Trueblood's True Blood

           Chapter 2 of Invisible Man makes me cringe. This farmer, Trueblood, told his story and I think it was intended to cause this cringing (thanks Mr. Ellison) --though when you read certain parts like Mrs. Trueblood coming at the poor guy with an enormous axe ("Naw Kate, naw!") it does make you want to let out a guilty snigger in addition to the cringing. One person (of many) who takes this story extremely seriously is the important rather stuffed up character known as Mr. Norton, a white benefactor of the black college. He sits through the entire thing completely enraptured with this storytelling farmer, and while he considers the situation scandalous he wants to hear every scandalous detail. I have my theories why.
        
         Norton has this daughter who he describes as "being too pure for life...too pure and too good and too beautiful."(43). He can't known the narrator for more than an hour before whipping out her picture and forcing the poor driver to confirm her beauty and tragic story, so I think this is kind of a habit of his; to relate his social conversations to his daughter and show people his perfect "creation". He speaks of her more like a lover than a daughter, and though there's nothing explicit about his anecdotal speech to the narrator, there is an uncanny connection (foreshadowing?) to Trueblood's story, which is yet to come. I can't help but wonder if the awe he had for his daughter, "a work of purest art", was amplified by Trueblood's story, meaning that the farmer's retelling caused some not-so-skillfully repressed feelings toward her to be brought to the surface (more cringing). This could explain why he was listening so intently, horrified but intrigued; because he identified with Trueblood in that both had uncommonly intimate relationships with their daughters, spurring Norton to present Trueblood with a monetary gift. Ironically, though it seems to be Norton who notices his daughter and is attracted to her, poor Trueblood: victim of circumstance, is the one who is cast out by his company for having accidentally acted on feelings that he had never experienced, but Norton had. Just one more example about how the whites get away with everything. But, he is popular with most white men. Hmm. That gives me such confidence in the white race.

            Norton is not the only one who has an interest in the story. The narrator is totally freaked out by the entire situation.
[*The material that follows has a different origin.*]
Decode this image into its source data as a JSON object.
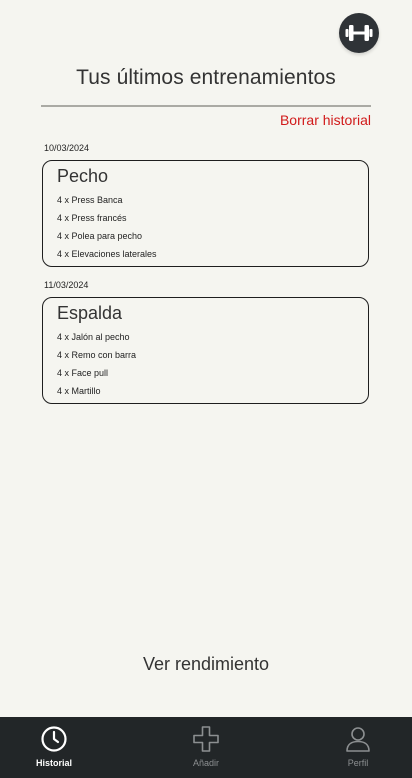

From his perspective, two things in his orderly world are being shattered, these being the upstanding and respectable ways of white people with their contempt for blacks, and that black people tend to wear masks of submissiveness and respect when speaking and dealing with whites. Norton ignores all pleasantries and uncharacteristically storms up to Trueblood, then listens to is story with such enrapture that in itself is almost scandalous. He then paternalistically presents Trueblood with a decent sum, (a reward for being outlandish in the eyes of the narrator), and, while shaken, does not view the farmer's behavior as a model for all black men, as the narrator thought he would. He takes of his mask of respectability.
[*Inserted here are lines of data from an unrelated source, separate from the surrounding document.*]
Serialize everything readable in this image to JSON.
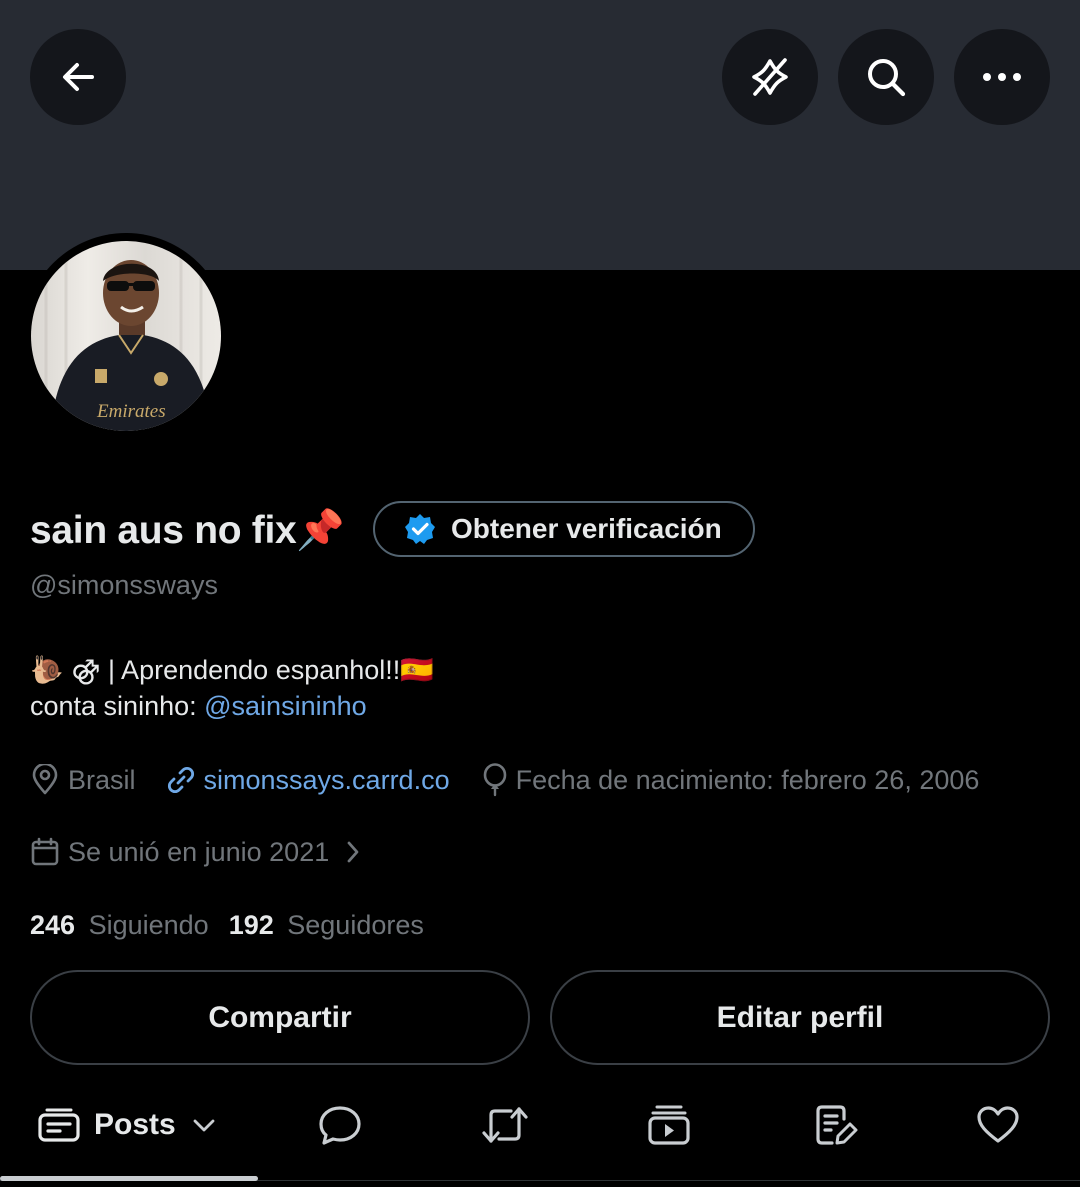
{
  "header": {
    "back_icon": "arrow-left-icon",
    "actions": [
      "no-sound-icon",
      "search-icon",
      "more-icon"
    ]
  },
  "profile": {
    "display_name": "sain aus no fix📌",
    "verify_label": "Obtener verificación",
    "handle": "@simonssways",
    "bio_line1": "🐌 ⚣ | Aprendendo espanhol!!🇪🇸",
    "bio_line2_prefix": "conta sininho: ",
    "bio_line2_link": "@sainsininho",
    "location": "Brasil",
    "website": "simonssays.carrd.co",
    "birthday": "Fecha de nacimiento: febrero 26, 2006",
    "joined": "Se unió en junio 2021"
  },
  "stats": {
    "following_count": "246",
    "following_label": "Siguiendo",
    "followers_count": "192",
    "followers_label": "Seguidores"
  },
  "buttons": {
    "share": "Compartir",
    "edit": "Editar perfil"
  },
  "tabs": {
    "posts_label": "Posts"
  },
  "colors": {
    "background": "#000000",
    "banner": "#272b33",
    "verified_blue": "#1d9bf0",
    "link_blue": "#6fa8e6",
    "muted_text": "#71767b"
  }
}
Trueblood is being true to his name, and telling it like it is, scandalous and all, using minimal "sirs" and showing that he wears no mask of humility or trying constantly change the minds of white about their stereotypes and opinions of the way black people act. He lays his situation out openly on the table to be scrutinized by a strange white man without being explicitly asked, therefore defying the narrator's definition of how any black man should act around whites.

          Essentially, this story acts as much more than an interesting, slightly humorous, mostly cringe-worthy anecdote in this novel. It aided in "lifting the veil" over the narrator's eyes that showed everyone as one-dimensional drones who all think the same, and proved that most people (Trueblood excepted) wear masks that dictate their everyday actions.